Currently the black world stands at an ontological impasse that represents opportunity and challenges. Since the benchmark publication of Mbembe’s Black Reason (2016), the elements of this impasse have increasingly become the subject of public and scholarly debate. These reflections were complimented and in some ways extended, by Felwine Sarr’s book, Afrotopia. (2016) The complexity of the African Diaspora, with its layered-ness and charged history, is now more understood and studied than ever before. Social dynamics in the U.S. black community are the particular focus here. I want to address the problems of naming, identity, and belonging, which have become fraught issues in contemporary black America. Eugene Robinson anticipated some of these challenges in his book Disintegration, and the topic remains important in cultural and political ways that are without precedent. The question of ethnic and racial category has always been at the nexus of social life in the United States. As social actors struggle to confront and change this remnant of coloniality that persists in all aspects of social life, the question of dismantling racism remains the focus. The former binary approach of the social and legal sphere, whether in terms of race (black/white) or in terms of gender (male/female) is no longer tenable and the realities of lived experience are forcing public and scholarly discourse to revisit not only the meaning but the consequences of binary thinking.
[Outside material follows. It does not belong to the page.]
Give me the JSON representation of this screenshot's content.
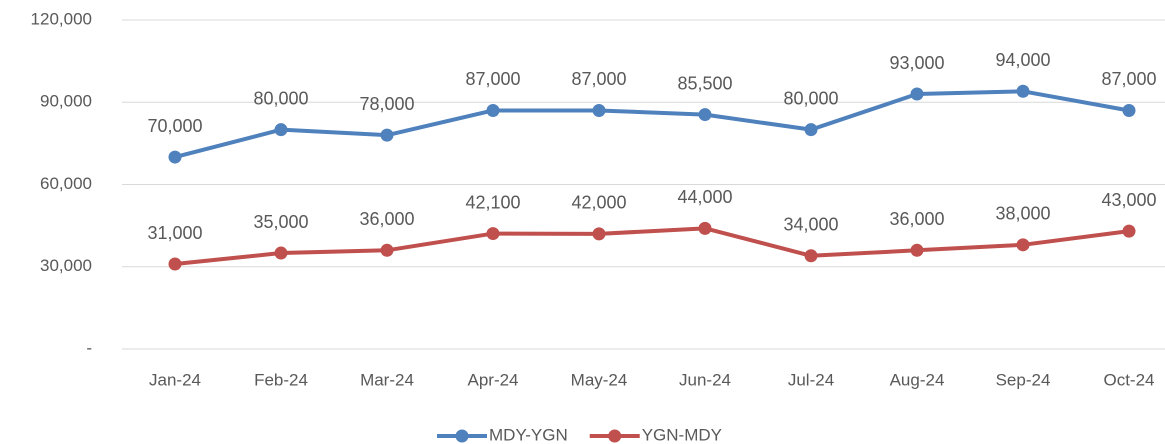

In this context, the edifices of ‘black’ and ‘white’ must necessarily crumble or transform. If whiteness is questioned, blackness, too, becomes an object of interrogation. Mbembe (2016) engaged this problem with the seriousness that it demands, and cautioned that the human future rests in large part on our ability to come to terms with evolving ideas of humanity and personhood. For the black community/communities of the United States, an important question that must be faced is the changing nature of the categories that have historically been imposed on people of African descent. Mbembe refers to this when he speakes of the ‘volatile nature of blackness.” (2016)
Several scholarly works have engaged the question of ‘who is an African?’ It is reasonable, then, to engage the question of who is an ‘African American,” and whether, indeed, the work of categorization is beneficial as well as what it signifies. For example, is the work of creating new categories an extension of the racist colonial world view of categorization and counting, that Appadurai (1996) described? What does the black American community’s historical practice of absorbing diverse people of African descent into a generic black community mean, in the twenty-first century? The question I want to examine here is not whether we need new categories, but how social realities are impacting the use and understanding of existing categories.
There are many signs of the ontological challenge that I call attention to here. Current public discourse and scholarly work has led to conversations about ‘white fragility,’ white supremacy, and the meaning of whiteness. In that whiteness is the oppositional twin to blackness, and there are ramifications for all who are assigned to the “black” category. Both communities, the ‘black’ and the ‘white,’ particularly those who self-define as descended from pre-19th century Americans, are experiencing a wave of xenophobia. This difference is that the aggregative process of the production of whiteness is slowing, while the process of ‘becoming black’ seems to be becoming more complex, expanding, and taking on new and unexpected directions and geographies. At the same time, ‘black’ is gaining a new adjunct meaning as the name of the foundational sub-group of African Americans. Black Americans emerge as a particular historic community in this process, recognized as a specific ethnic group among people of African descent now living in the United States. Likewise, black Americans reclaim their cultural and above all, historic, specificity in face of the greatly increased diversity of people of African descent in the United States. This diversity returns black Americans to the debates of the early nineteenth century reported by Sterling Stuckey, when the ontological was a pressing and existential issue. Having recently been consigned to homogeneity at that time, people of African descent sacrificed diversity on the altar of survival.